もう少し詳しく言うと、言語が所作であるというメルロ=ポンティの考えに従って所作の理解を振り返った場合、所作の受け手によってその所作が把握しなおされる必要がある。それは感覚や感情の投影ではなく、身体図式に基づいた私の意図と他者の所作の間の相互性、私の所作と他者の行為の中に読み取り得る意図との間の相互性によって理解される。それは何も視覚的認識にとどまらない。他者の所作は知覚したと同時に自己の運動のうちで取り上げなおされているのである(「他者が私の知覚のうちにすべりこんでくるとしても、それは背後なのからである」(『世界の散文』))
(←理解はするけど、例えば自分と違う身体の持ち主に対しての理解という意味ではどうなんだろうか。ちょっとざっくりしすぎな感もあり、器官と身体の関係をつっこむ必要があると思える)

メルロ=ポンティにとって言語は行為、つまりある状況に対する身体行動として取り上げなおされるからこそ他者の言語を理解することができる。

2.表現としての行動

1.の結論がなぜ成り立つかと言えば、メルロ=ポンティにとって行動が「世界と主体のある種の対話」であり、「行動が確立するということは、状況と行動、刺激と反応が一対をなすこと」だからである(p188)。習慣を考えてみるとわかりやすい。それは状況への反応が自動化し、刺激と反応が一組になっている。その意味で、習慣は状況を表現するほどである(歩き方の例)。
(←服との考察を含めるともっと複雑に、もっと面白くなるかも。江戸時代では同じ側の手足を同時に出していたそうだし)
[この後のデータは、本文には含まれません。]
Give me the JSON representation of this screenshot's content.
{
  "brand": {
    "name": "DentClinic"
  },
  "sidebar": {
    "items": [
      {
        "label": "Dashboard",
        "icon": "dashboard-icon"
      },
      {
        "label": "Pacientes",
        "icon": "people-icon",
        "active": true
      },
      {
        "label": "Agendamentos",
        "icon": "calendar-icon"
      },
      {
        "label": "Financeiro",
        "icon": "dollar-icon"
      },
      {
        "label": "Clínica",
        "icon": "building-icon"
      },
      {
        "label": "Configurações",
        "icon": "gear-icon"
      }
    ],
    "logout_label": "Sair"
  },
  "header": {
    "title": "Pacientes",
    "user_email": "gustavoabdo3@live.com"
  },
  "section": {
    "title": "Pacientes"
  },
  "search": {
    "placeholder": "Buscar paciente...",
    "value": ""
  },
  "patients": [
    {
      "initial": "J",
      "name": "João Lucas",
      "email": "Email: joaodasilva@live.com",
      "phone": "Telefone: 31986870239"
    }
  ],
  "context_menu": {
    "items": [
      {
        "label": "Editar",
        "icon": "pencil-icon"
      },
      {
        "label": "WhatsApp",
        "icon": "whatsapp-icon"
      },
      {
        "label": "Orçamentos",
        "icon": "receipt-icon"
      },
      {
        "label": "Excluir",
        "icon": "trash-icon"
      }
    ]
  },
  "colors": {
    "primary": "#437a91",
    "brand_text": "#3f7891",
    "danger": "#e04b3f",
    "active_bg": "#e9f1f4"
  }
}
行動には世界がすでに刻印されている。行動基盤である身体にすら世界が侵入している(蛾の聴覚器官、オタマジャクシやイモリの口蓋部、人の目、肺、歩き方)。「習慣的行動は己を特定の環境下に順応させ」、「環境と己をひとつの機能単位にしてゆくような活動であ」り、「(己の側から)もっと言うなら習慣は一つの新たな身体器官を形成するかのような働きなのである」(p189)。

言語もまた行為であるというメルロ=ポンティの考えから言えば、言語が意味を持つのは習慣として獲得され、言語という行動のうちに状況がとりこまれたことの証に他ならない。定着したパロール、既得化した表現はそれが定着した(とりこんだ)状況を遡行的に指示するものとなり、ここに指示的意味の発生がおこる。